Cennet ülkemin güzel insanlarının gide gide psikolojileri bozuluyor.
İntiharlar, cinayetler gırla giderken, çocuk gelinler, çocuklara tacizler, tecavüzler, aile içi şiddet ve cinayet haberleri içimizi karartıyor, canımızı yakıyor, yüreğimizi burkuyor.
Öte yandan trafik kazaları da “necaset”in üstüne tüy dikiyor.
Hani ülkede nüfus planlaması diye bir politika olmadığından ötürü, bu trafik kazaları da bu konudaki planlama açığımızı kapatıyor.
Yani efendim nüfus planlaması konusunu trafiğe havale etmiş durumdayız.
Yaşayanlara gelince, “büyük şans eseri” yaşıyorlar olsa gerek.

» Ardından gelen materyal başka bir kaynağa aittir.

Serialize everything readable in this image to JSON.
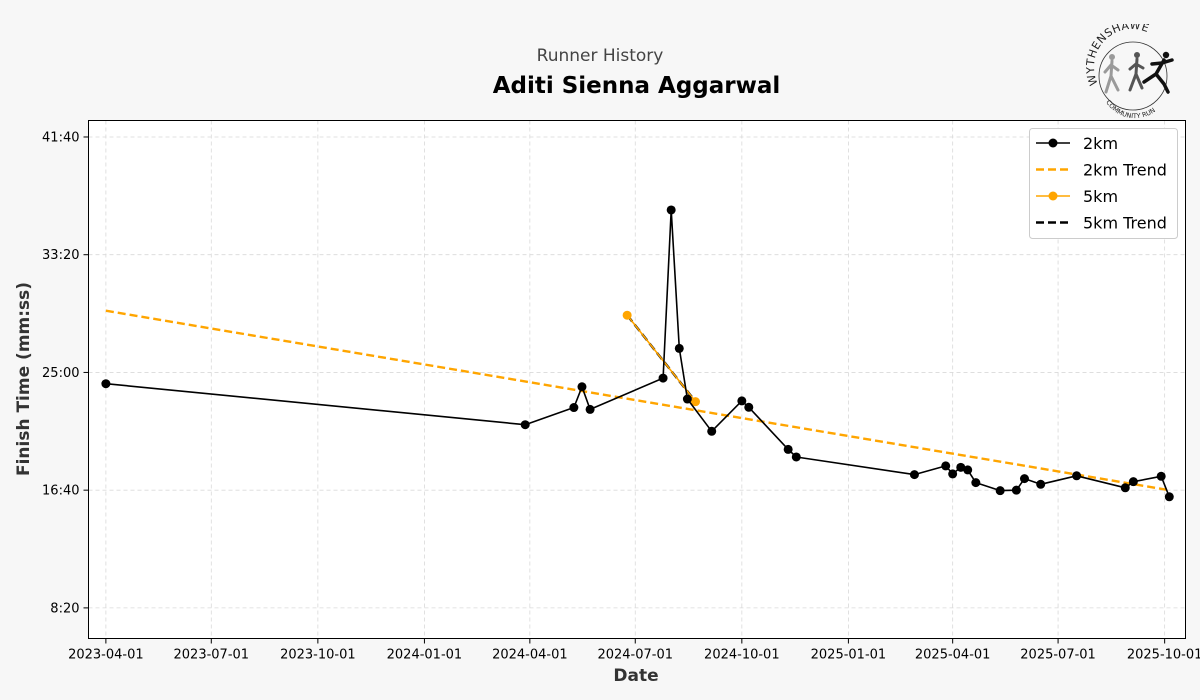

Maddi hasarlı küçük bir trafik kazası oluyor, kimsenin burnu kanamamış, kaza yapanlar kavgaya tutuşuyor, derken yakınları da gelip kavgaya karışıyor, hadiii birkaç ölü, birçok yaralı.
Yani herkes barut fıçısı gibi.
Herkes patlamaya hazır.
Ha patladı ha patlayacak…
Hani yazımın başında bozulan psikolojimizden söz etmiştim ya!
Şimdi soruyorum; psikolojimiz bozulmamış mıdır?
X
Toplum terör eylemlerini, şehitleri, gazileri neredeyse kanıksadı.
“Şehitler ölmez, vatan bölünmez” çığlıkları bile azaldı.
Cuma namazlarından sonra camilerden çıkıp “tekbir” diye yürüyenlere de rastlanmaz oldu.
Ağaçlar kesiliyor, ormanlar yanıyor, bu olayların bir suçlusu bulunamıyor.
Tüm suç sıcak havalara yüklenip geçiştiriliyor.
Büyük kentlerde yağmur, dolu afeti yaşanıyor, konuyla ilgili kimsenin istifa ettiğine tanık olmuyoruz.
Burası Japonya değil ki.
Orada böyle bir durum yaşansa, ilgililerin çoğu harakiri yapar.
X
Hemen hemen her kentte üniversitelerimiz var.
Bu üniversitelerden bir sosyolog, bir psikolog, bir psikiyatrist, bir pedagog çıkıp bilimsel bir açıklamayla tavır koyabiliyor mu?
Böyle kıytırık konuları yazmak da bize düşüyor.
Yani o.uruktan tayyare hesabı.
“Binmişiz bir alamete, gediyoz kıyamete” söylemi tem da günümüze çuk oturuyor.